Only option left is to make your production firms move elsewhere and gain market domination to low prices before China takes it all away for the meagre earnings of 2% gain on invested amount. Capitalists would never venture into such markets. But CCP would just to rule and gain monopoly. Thus at the end of the day old fashion capitalists can sit on their money while someone else owns everything else.
the strategy to contain China will need a multilateral approach. now that China is a bipartisan issues in both republicans and democrats, the US needs to reach out for partners abroad, first the most important is the EU. The US needs a solid and well coordinated China strategy with it's allies in Europe. the US needs to convince the Europeans if they don't stand up now, than one day they could ended up coerced like Australia. the battle for influence for Germany in particular should be won, as they are the natural leader of EU due to their economic clout.

next should be ASEAN, there's no where else that China's influence felt more strongly than in ASEAN, an scenario where ASEAN is pulled out from China's orbit will be a huge geopolitical victory for the US. and it could very well start with things like investment.

China just execute a premature approach of foreign relations, that in my opinion only serve them a title of becoming a world pariah, let's start with Covid-19, it's unsophisticated wolf warrior style diplomacy, clashes with India, trade wars with Australia etc.

China's aggressive foreign policy not only awaken the Americans (prematurely) on the scale of China military threat, also pushes for major arms proliferation in the Indo-Pacific region, from Japan, India, Australia, Taiwan, Indonesia and most importantly the revitalization of the QUAD. For an aspiring world superpower it's hard to see how this superpower will expand beyond it's borders and near seas while being encircled by major militaries with varying loyalties to it's nemesis on almost all side.

The US still had the geopolitical advantage, but it will be decided in this decade if the US will hold to their comparative advantage. they should have not waste any time.

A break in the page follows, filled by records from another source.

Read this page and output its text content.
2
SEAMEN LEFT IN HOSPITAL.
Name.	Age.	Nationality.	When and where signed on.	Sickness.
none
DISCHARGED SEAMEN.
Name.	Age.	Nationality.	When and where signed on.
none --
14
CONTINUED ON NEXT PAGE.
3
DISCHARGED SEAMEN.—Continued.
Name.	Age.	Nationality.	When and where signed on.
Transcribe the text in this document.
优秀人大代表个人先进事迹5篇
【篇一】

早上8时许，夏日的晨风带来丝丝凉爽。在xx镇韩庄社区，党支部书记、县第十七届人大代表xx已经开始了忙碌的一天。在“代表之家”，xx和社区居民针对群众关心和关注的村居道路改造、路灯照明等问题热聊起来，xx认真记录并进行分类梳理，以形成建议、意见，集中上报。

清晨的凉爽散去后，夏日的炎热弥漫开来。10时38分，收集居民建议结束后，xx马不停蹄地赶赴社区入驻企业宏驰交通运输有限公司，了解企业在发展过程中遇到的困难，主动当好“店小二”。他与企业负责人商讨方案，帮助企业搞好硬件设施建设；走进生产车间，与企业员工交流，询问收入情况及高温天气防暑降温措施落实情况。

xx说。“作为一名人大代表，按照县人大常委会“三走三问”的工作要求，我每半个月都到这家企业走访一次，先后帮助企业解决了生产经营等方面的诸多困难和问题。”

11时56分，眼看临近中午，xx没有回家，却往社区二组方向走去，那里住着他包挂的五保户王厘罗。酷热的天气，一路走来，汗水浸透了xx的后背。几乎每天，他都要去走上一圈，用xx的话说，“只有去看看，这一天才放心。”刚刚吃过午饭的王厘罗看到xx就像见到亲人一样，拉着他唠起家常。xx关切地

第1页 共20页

China has many major errors in it's rushed approach to be equal to the states, if exploited well could well be used against them in the future.

the US should re-engage in world institutions, build trust in Europe as well as ASEAN and above all re-join TTP (or whatever it has incarnated to). China rise is not without it's headwinds, starting from this decade China will experience the largest population contraction in human history, some rough estimate has put that by the end of this century China population will be only half the current population. and it's going to be old population, which will hamper their attempt to overtake the US economy.



and this is where it gets quite scary, especially for countries surrounding China, like mine. historically wars and conflicts are lit by ascending powers that view itself running out of time, think about Germany before WW1 or Japan in before WW2. China might be on the ascent, but the fuel to that ascent had largely diminished by now, namely an aging population, increasing wage, diminishing competitiveness.

For countries in the receiving ends of China's bullying, they should learn to play the long games.